Early Access

10-QPeriod: Q3 FY2001

MICRON TECHNOLOGY INC Quarterly Report for Q2 Ended Mar 1, 2001

Filed April 16, 2001For Securities:MU

Summary

Micron Technology, Inc. (MU) reported its financial results for the quarter ended March 1, 2001, highlighting a significant shift in its operational landscape. The company experienced a net loss of $88.3 million for the quarter, a stark contrast to the previous year's net income of $161.3 million. This loss was primarily driven by a substantial operating loss of $41.0 million and a significant net loss from discontinued PC operations of $84.2 million, which included a $55.4 million loss on disposal. Excluding these discontinued operations, the company's continuing operations also reported a loss of $4.1 million, compared to a profit of $168.8 million in the prior year's quarter. This downturn reflects challenging market conditions, particularly a significant decrease in average selling prices for semiconductor memory products. Despite the quarterly loss, the company demonstrated continued investment in its core semiconductor business, with research and development expenses increasing by 26.7%. A key strategic move discussed is the impending sale of its PC business and the pending merger of its subsidiary, Micron Electronics, Inc. (MEI), with Interland, Inc., which will alter MEI's consolidation status. The company also noted a substantial decrease in long-term debt due to the conversion of convertible notes into equity, strengthening its balance sheet in that regard.

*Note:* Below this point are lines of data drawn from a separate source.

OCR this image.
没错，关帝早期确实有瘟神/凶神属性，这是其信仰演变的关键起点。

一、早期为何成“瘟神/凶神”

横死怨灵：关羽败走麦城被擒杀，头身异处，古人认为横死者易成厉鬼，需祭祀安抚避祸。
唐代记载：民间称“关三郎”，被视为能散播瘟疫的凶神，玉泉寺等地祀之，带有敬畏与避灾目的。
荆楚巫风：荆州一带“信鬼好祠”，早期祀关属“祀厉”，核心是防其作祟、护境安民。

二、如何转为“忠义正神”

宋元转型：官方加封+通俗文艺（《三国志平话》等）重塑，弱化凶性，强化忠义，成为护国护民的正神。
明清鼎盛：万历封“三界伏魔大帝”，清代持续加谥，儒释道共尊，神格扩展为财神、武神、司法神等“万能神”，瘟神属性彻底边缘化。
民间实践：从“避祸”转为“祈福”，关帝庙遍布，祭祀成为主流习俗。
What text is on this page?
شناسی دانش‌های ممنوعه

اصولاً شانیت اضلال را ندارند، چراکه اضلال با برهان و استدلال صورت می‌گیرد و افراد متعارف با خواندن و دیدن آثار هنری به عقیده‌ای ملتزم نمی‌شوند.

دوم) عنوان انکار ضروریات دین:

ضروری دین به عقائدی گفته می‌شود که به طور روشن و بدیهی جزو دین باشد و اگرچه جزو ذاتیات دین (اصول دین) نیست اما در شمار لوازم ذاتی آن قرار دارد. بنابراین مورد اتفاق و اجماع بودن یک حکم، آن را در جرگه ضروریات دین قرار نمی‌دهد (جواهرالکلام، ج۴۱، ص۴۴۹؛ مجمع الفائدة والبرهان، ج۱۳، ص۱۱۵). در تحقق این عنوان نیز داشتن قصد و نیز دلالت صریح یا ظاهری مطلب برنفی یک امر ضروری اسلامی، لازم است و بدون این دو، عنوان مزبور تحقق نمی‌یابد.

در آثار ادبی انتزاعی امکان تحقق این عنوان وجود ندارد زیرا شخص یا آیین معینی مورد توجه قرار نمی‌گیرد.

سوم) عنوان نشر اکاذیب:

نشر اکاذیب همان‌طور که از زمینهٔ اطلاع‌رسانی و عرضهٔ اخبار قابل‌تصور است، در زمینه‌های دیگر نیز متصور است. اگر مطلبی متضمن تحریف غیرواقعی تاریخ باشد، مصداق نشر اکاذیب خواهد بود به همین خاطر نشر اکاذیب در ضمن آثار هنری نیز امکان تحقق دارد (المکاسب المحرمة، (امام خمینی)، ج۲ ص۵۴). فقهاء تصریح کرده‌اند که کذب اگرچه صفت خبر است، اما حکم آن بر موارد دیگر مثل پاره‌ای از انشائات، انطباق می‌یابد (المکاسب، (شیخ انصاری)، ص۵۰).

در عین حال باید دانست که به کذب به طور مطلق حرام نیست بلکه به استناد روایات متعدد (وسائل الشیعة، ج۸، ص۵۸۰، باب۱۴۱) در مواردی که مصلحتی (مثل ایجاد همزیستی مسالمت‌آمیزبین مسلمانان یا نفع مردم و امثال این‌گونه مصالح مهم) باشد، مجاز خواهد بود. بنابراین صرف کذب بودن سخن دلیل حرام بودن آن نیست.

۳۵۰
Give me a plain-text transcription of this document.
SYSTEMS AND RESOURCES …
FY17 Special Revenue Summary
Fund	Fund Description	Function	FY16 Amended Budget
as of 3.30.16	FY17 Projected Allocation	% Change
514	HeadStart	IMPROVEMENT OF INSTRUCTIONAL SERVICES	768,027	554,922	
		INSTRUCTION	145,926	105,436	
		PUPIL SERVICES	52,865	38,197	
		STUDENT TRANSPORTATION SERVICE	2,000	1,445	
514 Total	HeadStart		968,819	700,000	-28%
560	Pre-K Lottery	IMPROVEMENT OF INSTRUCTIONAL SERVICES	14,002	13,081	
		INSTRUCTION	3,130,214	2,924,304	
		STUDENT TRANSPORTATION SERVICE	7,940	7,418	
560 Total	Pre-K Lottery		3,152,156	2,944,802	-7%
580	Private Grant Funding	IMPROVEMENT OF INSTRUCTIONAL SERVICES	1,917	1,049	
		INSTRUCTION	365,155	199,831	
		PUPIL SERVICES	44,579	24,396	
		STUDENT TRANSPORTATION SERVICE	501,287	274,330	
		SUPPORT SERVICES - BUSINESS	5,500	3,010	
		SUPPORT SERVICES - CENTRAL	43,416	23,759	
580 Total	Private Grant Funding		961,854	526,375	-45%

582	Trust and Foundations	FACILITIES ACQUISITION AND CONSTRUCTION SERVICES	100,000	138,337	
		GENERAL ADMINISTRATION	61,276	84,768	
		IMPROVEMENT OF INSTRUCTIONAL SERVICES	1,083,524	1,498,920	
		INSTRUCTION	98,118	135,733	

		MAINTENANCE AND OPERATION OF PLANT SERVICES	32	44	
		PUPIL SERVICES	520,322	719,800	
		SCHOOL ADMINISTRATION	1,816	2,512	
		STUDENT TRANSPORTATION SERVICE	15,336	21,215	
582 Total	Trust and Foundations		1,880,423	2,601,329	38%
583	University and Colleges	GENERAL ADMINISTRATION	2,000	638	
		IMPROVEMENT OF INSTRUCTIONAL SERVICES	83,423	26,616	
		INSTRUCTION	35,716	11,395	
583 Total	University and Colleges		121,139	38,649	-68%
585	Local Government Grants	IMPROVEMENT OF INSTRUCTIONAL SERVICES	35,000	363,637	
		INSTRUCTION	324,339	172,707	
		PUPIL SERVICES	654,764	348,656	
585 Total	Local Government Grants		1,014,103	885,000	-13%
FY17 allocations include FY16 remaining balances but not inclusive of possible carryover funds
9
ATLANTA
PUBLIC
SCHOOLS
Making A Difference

Investors should monitor the successful divestiture of the PC business and the performance of the web-hosting segment post-merger, alongside the ongoing semiconductor market dynamics.

Key Highlights

  • 1Micron Technology reported a net loss of $88.3 million for the quarter ended March 1, 2001, a significant decline from a net income of $161.3 million in the prior year's quarter.
  • 2Discontinued PC operations resulted in a net loss of $84.2 million, including a $55.4 million loss on disposal, impacting overall profitability.
  • 3Net sales from Semiconductor operations decreased by 9% year-over-year, primarily due to a 53% drop in average selling prices, though megabits shipped increased by 91%.
  • 4Gross margin percentage for Semiconductor operations declined to 18.8% from 41.2% in the prior year's quarter, reflecting the challenging pricing environment.
  • 5Research and development expenses increased by 26.7% to $130.9 million, indicating continued investment in product and process technology.
  • 6The company is pursuing the sale of its PC business and the merger of its subsidiary MEI with Interland, Inc., which will change MEI's accounting treatment from consolidated to equity method.
  • 7Long-term debt significantly decreased due to the conversion of convertible subordinated notes totaling $740 million into common stock during the quarter.